Of course, then one may ask, does it run on the Android and the iPhone? JavaScript again is what you might expect there.

It's hard to think about how something new gets the social momentum to overcome the hurdle of JavaScript now being entrenched everywhere people spend most of their time at the computer -- there is even JavaScript plugins in, say, the Thunderbird email client I use to write this. It really is almost everywhere.

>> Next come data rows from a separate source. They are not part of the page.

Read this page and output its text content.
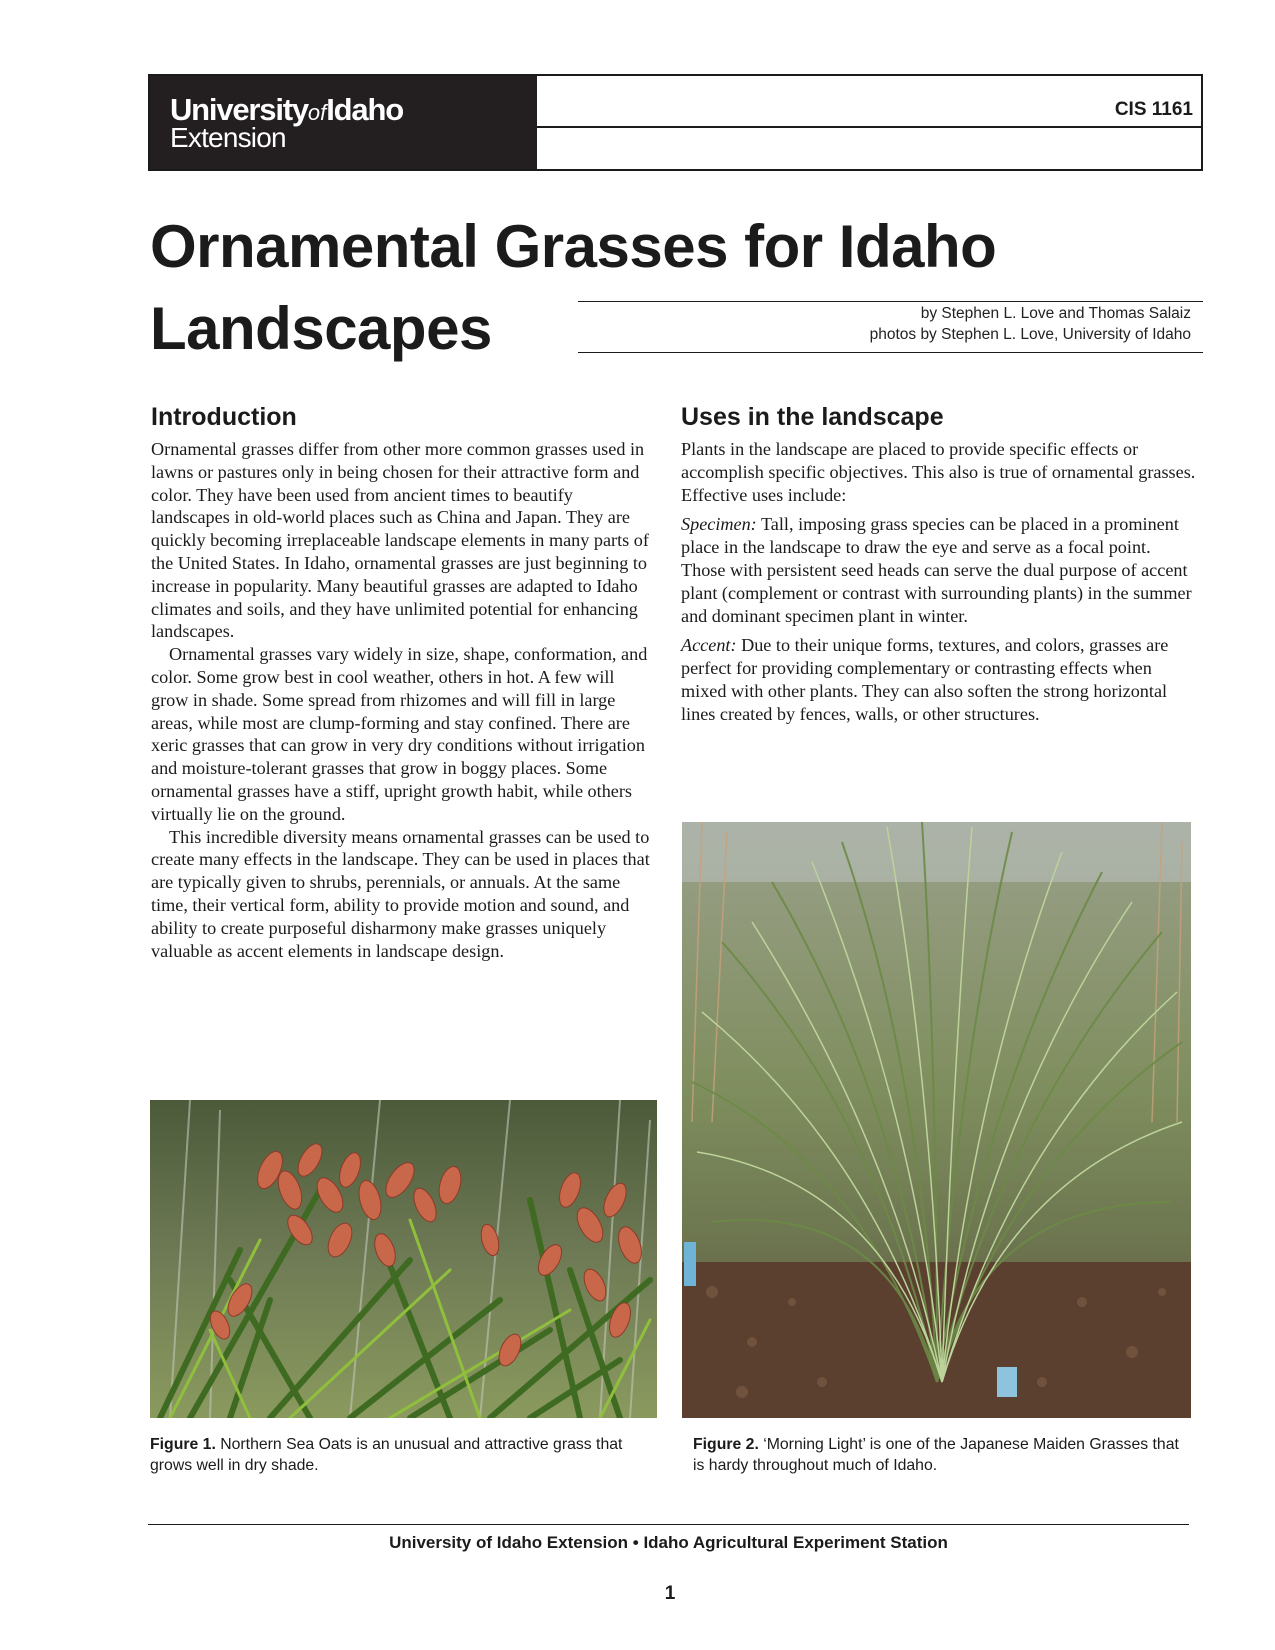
UniversityofIdaho
Extension
CIS 1161
Ornamental Grasses for Idaho
Landscapes	by Stephen L. Love and Thomas Salaiz
photos by Stephen L. Love, University of Idaho
Introduction

Ornamental grasses differ from other more common grasses used in lawns or pastures only in being chosen for their attractive form and color. They have been used from ancient times to beautify landscapes in old-world places such as China and Japan. They are quickly becoming irreplaceable landscape elements in many parts of the United States. In Idaho, ornamental grasses are just beginning to increase in popularity. Many beautiful grasses are adapted to Idaho climates and soils, and they have unlimited potential for enhancing landscapes.

Ornamental grasses vary widely in size, shape, conformation, and color. Some grow best in cool weather, others in hot. A few will grow in shade. Some spread from rhizomes and will fill in large areas, while most are clump-forming and stay confined. There are xeric grasses that can grow in very dry conditions without irrigation and moisture-tolerant grasses that grow in boggy places. Some ornamental grasses have a stiff, upright growth habit, while others virtually lie on the ground.

This incredible diversity means ornamental grasses can be used to create many effects in the landscape. They can be used in places that are typically given to shrubs, perennials, or annuals. At the same time, their vertical form, ability to provide motion and sound, and ability to create purposeful disharmony make grasses uniquely valuable as accent elements in landscape design.

Uses in the landscape

Plants in the landscape are placed to provide specific effects or accomplish specific objectives. This also is true of ornamental grasses. Effective uses include:

Specimen: Tall, imposing grass species can be placed in a prominent place in the landscape to draw the eye and serve as a focal point. Those with persistent seed heads can serve the dual purpose of accent plant (complement or contrast with surrounding plants) in the summer and dominant specimen plant in winter.

Accent: Due to their unique forms, textures, and colors, grasses are perfect for providing complementary or contrasting effects when mixed with other plants. They can also soften the strong horizontal lines created by fences, walls, or other structures.

Figure 1. Northern Sea Oats is an unusual and attractive grass that grows well in dry shade.
Figure 2. ‘Morning Light’ is one of the Japanese Maiden Grasses that is hardy throughout much of Idaho.
University of Idaho Extension • Idaho Agricultural Experiment Station
1
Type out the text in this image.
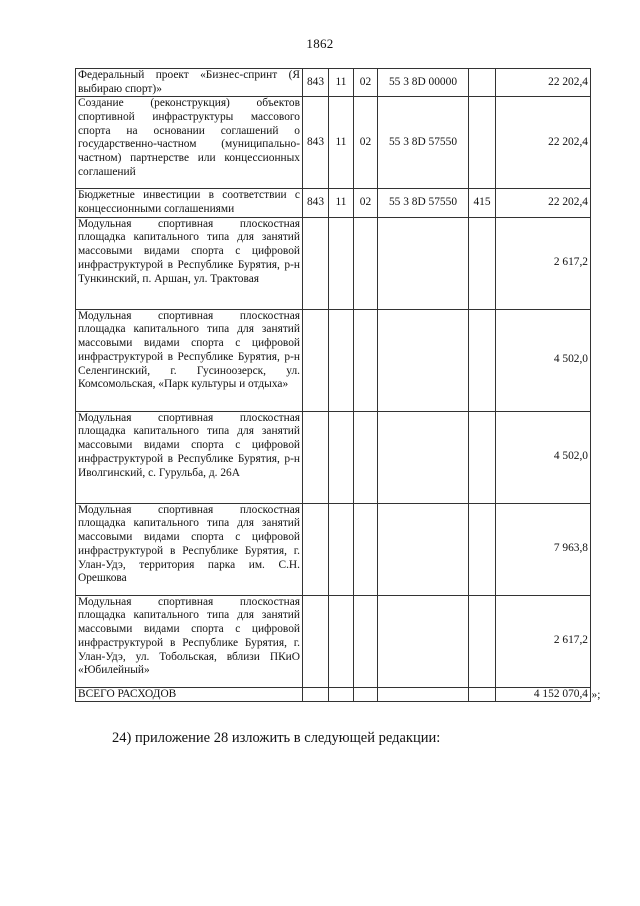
1862
Федеральный проект «Бизнес-спринт (Я выбираю спорт)»	843	11	02	55 3 8D 00000		22 202,4
Создание (реконструкция) объектов спортивной инфраструктуры массового спорта на основании соглашений о государственно-частном (муниципально-частном) партнерстве или концессионных соглашений	843	11	02	55 3 8D 57550		22 202,4
Бюджетные инвестиции в соответствии с концессионными соглашениями	843	11	02	55 3 8D 57550	415	22 202,4
Модульная спортивная плоскостная площадка капитального типа для занятий массовыми видами спорта с цифровой инфраструктурой в Республике Бурятия, р-н Тункинский, п. Аршан, ул. Трактовая						2 617,2
Модульная спортивная плоскостная площадка капитального типа для занятий массовыми видами спорта с цифровой инфраструктурой в Республике Бурятия, р-н Селенгинский, г. Гусиноозерск, ул. Комсомольская, «Парк культуры и отдыха»						4 502,0
Модульная спортивная плоскостная площадка капитального типа для занятий массовыми видами спорта с цифровой инфраструктурой в Республике Бурятия, р-н Иволгинский, с. Гурульба, д. 26А						4 502,0
Модульная спортивная плоскостная площадка капитального типа для занятий массовыми видами спорта с цифровой инфраструктурой в Республике Бурятия, г. Улан-Удэ, территория парка им. С.Н. Орешкова						7 963,8
Модульная спортивная плоскостная площадка капитального типа для занятий массовыми видами спорта с цифровой инфраструктурой в Республике Бурятия, г. Улан-Удэ, ул. Тобольская, вблизи ПКиО «Юбилейный»						2 617,2
ВСЕГО РАСХОДОВ						4 152 070,4
24) приложение 28 изложить в следующей редакции:
»;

Now, there are problems of the VM approach too, even if every web browser maker did agree to bundle in the JVM with their browser in a way that would let everyone write to the JVM with Java, JavaScript on Rhino, Scala, Clojure, or whatever FONC produces that can translate to the JVM. Right now, unless people take pains to obfuscate their JavaScript, you can probably read whatever is on a web page as an end user, and the code can even be indexed by a search engine (in theory, though I would expect most skip it?). But if people are writing things that are precompiled for a VM (JVM, Flash, or whatever) then you may not get the source and also web pages may not be accessible (unless the author makes the source available anyway or creates related semantic content for the page that is textual that can be used in parallel with the compiled code). So, that's actually a good side of how JavaScript is used in practice, that the "view source" key really works. And that's a big way people learn about JavaScript, HTML, and CSS, beyond tutorials in the web browser itself:
  http://www.w3schools.com/js/default.asp

But ultimately, I'd hope we could move to, like John says, beyond "writing applications as if they were still single-tier IBM computers from the 1970s/80s" at least for most things. (I still think many simulations may likely fall in that category for a long time.) And that means probably writing much more sophisticated clouds of cooperating web pages and related servers (or other communications infrastructure).

--Paul Fernhout
http://www.pdfernhout.net/
====
The biggest challenge of the 21st century is the irony of technologies of abundance in the hands of those thinking in terms of scarcity.